Filmmaker James Kleinert had to fight to obtain requested Freedom of Information Act (FOIA) records from the Bureau of Land Management, and filed a lawsuit against them. Kleinert’s Wild Horses & Renegades facebook page included this edited message from his attorney, Daniel J. Stotter, “Just received a nice win from the DC federal court in our FOIA case James Kleinert v BLM. An excellent FOIA ruling, setting favorable law on our adequacy of search objection issues, and strongly admonishing the BLM for its improper FOIA withholdings and their failure to meet the legal requirements of FOIA exemptions (b)(5), (b)(6) and (b)(7)(c). Here’s a link to the court’s decision:
KLEINERT v. BUREAU OF LAND MANAGEMENT, No. 1:2014cv01506 – Document 29 (D.D.C. 2015)
Excerpts from Opinion by the Court on James Kleinert v Bureau of Land Management:
Kleinert is a documentary filmmaker whose work has focused on American wild horses. This vocation has brought Kleinert into repeated contact with BLM, which manages public lands where wild horses live and administers the Wild Free-Roaming Horses and Burros Act of 1971. Kleinert and the agency have not had an entirely cordial relationship: Kleinert has sharply criticized BLM’s treatment of wild horses.

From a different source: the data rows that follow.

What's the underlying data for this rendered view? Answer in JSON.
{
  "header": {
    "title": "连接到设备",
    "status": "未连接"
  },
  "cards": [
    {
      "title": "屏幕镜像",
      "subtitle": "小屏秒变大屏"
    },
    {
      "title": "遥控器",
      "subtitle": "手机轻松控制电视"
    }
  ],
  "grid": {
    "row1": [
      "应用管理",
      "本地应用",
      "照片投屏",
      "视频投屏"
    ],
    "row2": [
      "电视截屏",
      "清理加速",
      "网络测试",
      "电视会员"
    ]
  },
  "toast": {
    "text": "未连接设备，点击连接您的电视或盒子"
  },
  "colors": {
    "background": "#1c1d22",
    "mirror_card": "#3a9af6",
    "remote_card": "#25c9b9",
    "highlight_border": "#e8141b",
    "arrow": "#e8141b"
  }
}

In recent years Kleinert has come to believe that “BLM has been targeting [his] filming of wild horses on the public lands . . . by seeking to restrict [his] access to film at locations that would depict these issues.”

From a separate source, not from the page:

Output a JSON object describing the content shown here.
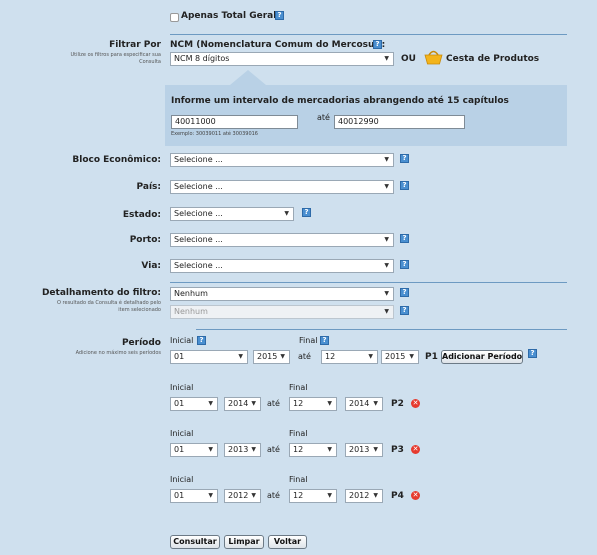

This targeting, he suggests, “is related to the agency’s opposition to, and disagreement with, the content of [his] films, and [his] advocacy as to these issues,” and is aimed at limiting his “ability to facilitate public oversight of the agency’s actions.”
When nearly a full year passed without the delivery of any records, Kleinert filed this suit to compel BLM to respond to his request.
It seems, though, that BLM had sent Kleinert a compilation of responsive records in January 2014, but for reasons unknown— they never showed up in Kleinert’s mail.
Kleinert cross moved for summary judgment, arguing that many of the redactions were unjustified, and also that BLM had not conducted an adequate search of its records.
Kleinert’s motion prompted BLM to take another look—which revealed that the agency had indeed failed to provide a number of responsive records.
But Kleinert contends that BLM has still not demonstrated the adequacy of its search or the propriety of many redactions, including some in the newly released materials.
The Court noted (in part):
The Court was in doubt about whether the agency conducted a reasonable search.
For the most part, BLM failed to convince the Court that their redactions were justified.
With respect to the Exemption 5 (deliberative process) redactions that Kleinert challenged, BLM failed to show that its invocation of the deliberative process privilege was justified.
BLM’s submissions did not convince the Court that some redacted materials “reflect the personal opinions of the writer rather than the policy of the agency.”
BLM’s reliance on Exemption 7(C) for the most part faltered at the first step because BLM did not convince the Court that the bulk of the redacted records were “compiled for law enforcement purposes.”
(Regarding Exemption 7), “the individuals whose names and titles have been redacted here fit none of those categories. They are BLM employees who signed non-confidential official documents that happened to be reviewed and summarized years later by investigators examining tangentially related events. The risk of harassment, embarrassment, or reputational damage here — if not absent entirely—seems about as close to nil as it could get.”
Given that the privacy interests here are truly de minimis, the balancing favors disclosure. Kleinert has articulated a significant public interest behind his FOIA request: determining whether BLM is unfairly restricting his ability to film on public lands because of his views. This inquiry of course has special significance for Kleinert, but the public generally has an interest in learning if an agency is retaliating against its media critics.
“Exemption 6 does not categorically exempt individuals’ identities.” The absence of such a per se rule is fatal to BLM’s invocation of Exemption 6, for the agency has failed to explain with meaningful specificity why releasing the challenged information would significantly threaten anyone’s privacy. …And the Court will certainly not accept the suggestion that the remote possibility of harassment means that every disclosure of a name implicates a significant privacy interest.